Speaking of saving files to the computer, your options are limited when it comes to videos, at least if you’re using a PC. Dragging and dropping a video from iPhone to computer is easy if you’re connected by wire, but to save a video through WPT, you’ll need to right-click on the movie and select one of two options — both of which require you to buy QuickTime 7 Pro.

Bottom Line

The most common complaint about WPT you’ll see among its App Store reviews is that it just doesn’t work. That was not my experience at all — with a reliable WiFi router and an eye on whether the phone’s WiFi had gone to sleep, my connections had a 100 percent success rate.

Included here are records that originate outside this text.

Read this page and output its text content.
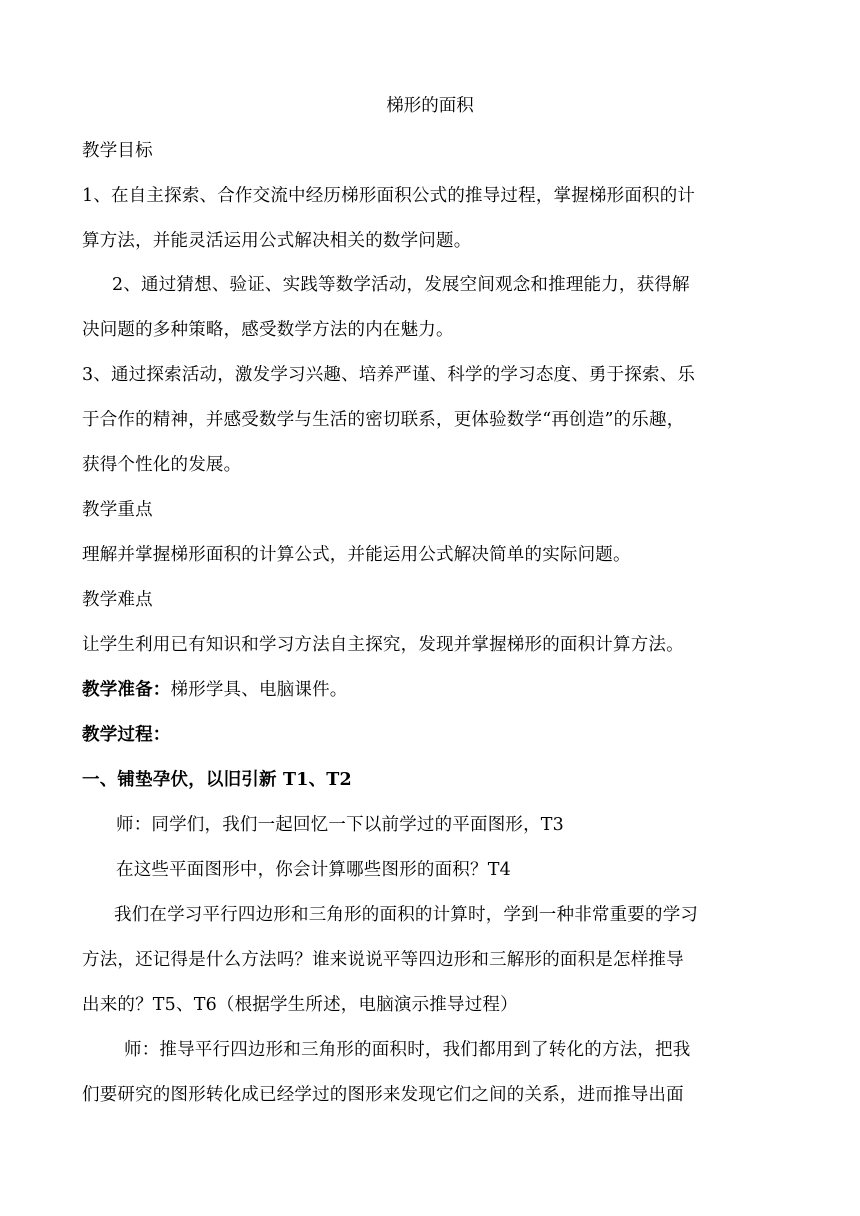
梯形的面积
教学目标
1、在自主探索、合作交流中经历梯形面积公式的推导过程，掌握梯形面积的计
算方法，并能灵活运用公式解决相关的数学问题。
2、通过猜想、验证、实践等数学活动，发展空间观念和推理能力，获得解
决问题的多种策略，感受数学方法的内在魅力。
3、通过探索活动，激发学习兴趣、培养严谨、科学的学习态度、勇于探索、乐
于合作的精神，并感受数学与生活的密切联系，更体验数学“再创造”的乐趣，
获得个性化的发展。
教学重点
理解并掌握梯形面积的计算公式，并能运用公式解决简单的实际问题。
教学难点
让学生利用已有知识和学习方法自主探究，发现并掌握梯形的面积计算方法。
教学准备：梯形学具、电脑课件。
教学过程：
一、铺垫孕伏，以旧引新 T1、T2
师：同学们，我们一起回忆一下以前学过的平面图形，T3
在这些平面图形中，你会计算哪些图形的面积？T4
我们在学习平行四边形和三角形的面积的计算时，学到一种非常重要的学习
方法，还记得是什么方法吗？谁来说说平等四边形和三解形的面积是怎样推导
出来的？T5、T6（根据学生所述，电脑演示推导过程）
师：推导平行四边形和三角形的面积时，我们都用到了转化的方法，把我
们要研究的图形转化成已经学过的图形来发现它们之间的关系，进而推导出面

But under normal conditions — when I’m just porting photos from phone to computer — WPT makes me feel like I’m using wireless for its own sake. Bringing up this app and punching this numeric URL into my browser isn’t easier or more graceful than docking the iPhone and bringing up Explorer.

Despite that, I’d still recommend downloading it, throwing it into a Utilities folder, and hanging onto it just in case. It’s free, it doesn’t take up a lot of room, and it’s one of those apps that could serve you well in an odd situation.